Canadian cannabis and beverage alcohol company Tilray Brands is gearing up for potential marijuana reform in the U.S. by announcing plans to raise up to $250 million through an at-the-market (ATM) equity program.
Purpose of Equity Raise
According to a news release, the net proceeds from the equity raise will not be allocated for operating expenses but will instead be directed towards funding strategic acquisitions or investments in businesses. This includes potential acquisitions of assets both in the U.S. and internationally, with the aim of capitalizing on expected regulatory advancements or expansion opportunities.
Market Response
Tilray’s share prices (TLRY on the Nasdaq and Toronto Stock Exchange) have surged by 11% over the past month following the news of potential rescheduling of marijuana from Schedule 1 to Schedule 3 in the Controlled Substances Act.

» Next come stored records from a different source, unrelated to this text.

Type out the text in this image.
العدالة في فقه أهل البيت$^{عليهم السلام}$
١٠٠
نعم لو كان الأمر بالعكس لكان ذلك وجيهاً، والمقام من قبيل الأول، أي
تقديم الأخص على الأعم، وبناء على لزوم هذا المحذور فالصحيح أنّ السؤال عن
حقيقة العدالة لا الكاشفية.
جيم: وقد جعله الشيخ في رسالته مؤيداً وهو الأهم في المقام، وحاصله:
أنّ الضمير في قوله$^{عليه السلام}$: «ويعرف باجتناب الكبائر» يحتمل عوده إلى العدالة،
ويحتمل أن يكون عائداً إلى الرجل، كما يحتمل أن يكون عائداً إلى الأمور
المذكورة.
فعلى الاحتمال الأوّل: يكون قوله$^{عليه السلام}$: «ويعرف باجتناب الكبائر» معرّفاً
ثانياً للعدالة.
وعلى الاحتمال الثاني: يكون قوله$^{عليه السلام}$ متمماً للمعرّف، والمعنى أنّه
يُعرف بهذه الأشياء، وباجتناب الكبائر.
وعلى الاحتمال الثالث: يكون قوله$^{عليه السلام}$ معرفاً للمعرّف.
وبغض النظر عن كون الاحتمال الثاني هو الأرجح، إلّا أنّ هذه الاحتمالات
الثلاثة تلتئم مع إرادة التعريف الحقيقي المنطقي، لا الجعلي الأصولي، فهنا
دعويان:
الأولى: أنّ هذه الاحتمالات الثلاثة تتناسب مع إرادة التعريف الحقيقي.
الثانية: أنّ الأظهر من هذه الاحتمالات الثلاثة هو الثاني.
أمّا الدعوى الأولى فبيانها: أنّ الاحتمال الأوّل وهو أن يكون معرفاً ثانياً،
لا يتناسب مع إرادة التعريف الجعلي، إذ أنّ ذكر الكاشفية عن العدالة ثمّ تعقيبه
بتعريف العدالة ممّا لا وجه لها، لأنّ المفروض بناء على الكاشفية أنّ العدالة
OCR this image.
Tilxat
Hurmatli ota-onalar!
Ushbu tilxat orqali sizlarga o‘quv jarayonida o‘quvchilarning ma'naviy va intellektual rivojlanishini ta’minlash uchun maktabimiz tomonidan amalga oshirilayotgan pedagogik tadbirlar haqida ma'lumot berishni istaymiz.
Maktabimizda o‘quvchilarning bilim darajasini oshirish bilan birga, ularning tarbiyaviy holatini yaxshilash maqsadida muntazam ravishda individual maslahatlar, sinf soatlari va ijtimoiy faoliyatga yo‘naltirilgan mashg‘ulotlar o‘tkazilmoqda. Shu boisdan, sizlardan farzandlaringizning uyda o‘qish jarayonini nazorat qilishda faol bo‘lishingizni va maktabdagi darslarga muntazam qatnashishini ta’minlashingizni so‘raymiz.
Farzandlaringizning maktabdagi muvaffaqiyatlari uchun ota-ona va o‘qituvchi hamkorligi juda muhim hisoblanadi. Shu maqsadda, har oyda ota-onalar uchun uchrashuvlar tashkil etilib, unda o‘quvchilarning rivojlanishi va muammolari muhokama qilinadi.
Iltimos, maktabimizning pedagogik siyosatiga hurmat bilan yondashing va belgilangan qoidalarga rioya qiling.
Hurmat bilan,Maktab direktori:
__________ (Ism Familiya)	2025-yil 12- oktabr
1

Mitchell Osak, president of Toronto-based Quanta Consulting, views this move positively, citing the advantage of raising funds in a rising share price market and emphasizing Tilray’s global ambitions that necessitate substantial capital.
Dilutive Financing
While the equity distribution agreement with TD Securities (USA) and investment banking firm Jefferies enables the sale of common stock at market prices, Osak notes that the financing is dilutive, potentially irking investors. However, the success of this strategy hinges on the amount raised and the return on investments made with the proceeds.
Acquisition Opportunities
Osak highlights the availability of numerous cannabis firms and assets for sale in both the U.S. and Canada. He suggests that Tilray could leverage this opportunity to acquire assets at favorable prices, including ventures in the emerging EU market and the burgeoning hemp THC (delta-8) beverage business.
Financial Performance and Outlook
Tilray’s third-quarter net revenue of $188.3 million reflects a 30% increase from the same period in 2023, with a significant portion attributed to beverage alcohol sales. However, the company reported a net loss of $105 million for the quarter and revised its financial guidance downward.
Evaluating the Strategy
Osak emphasizes the importance of belief in Tilray’s strategy and management’s execution capabilities. Despite potential concerns regarding dilution and low share prices, he suggests that Tilray’s growth investment bets could yield returns over time, contingent upon various factors including regulatory developments and market dynamics.
Long-Term Vision
Tilray’s move to raise funds and explore strategic acquisitions underscores its proactive stance amidst evolving regulatory landscapes. With an eye on both cannabis and beverage alcohol sectors, Tilray aims to position itself strategically for potential growth opportunities in the dynamic market.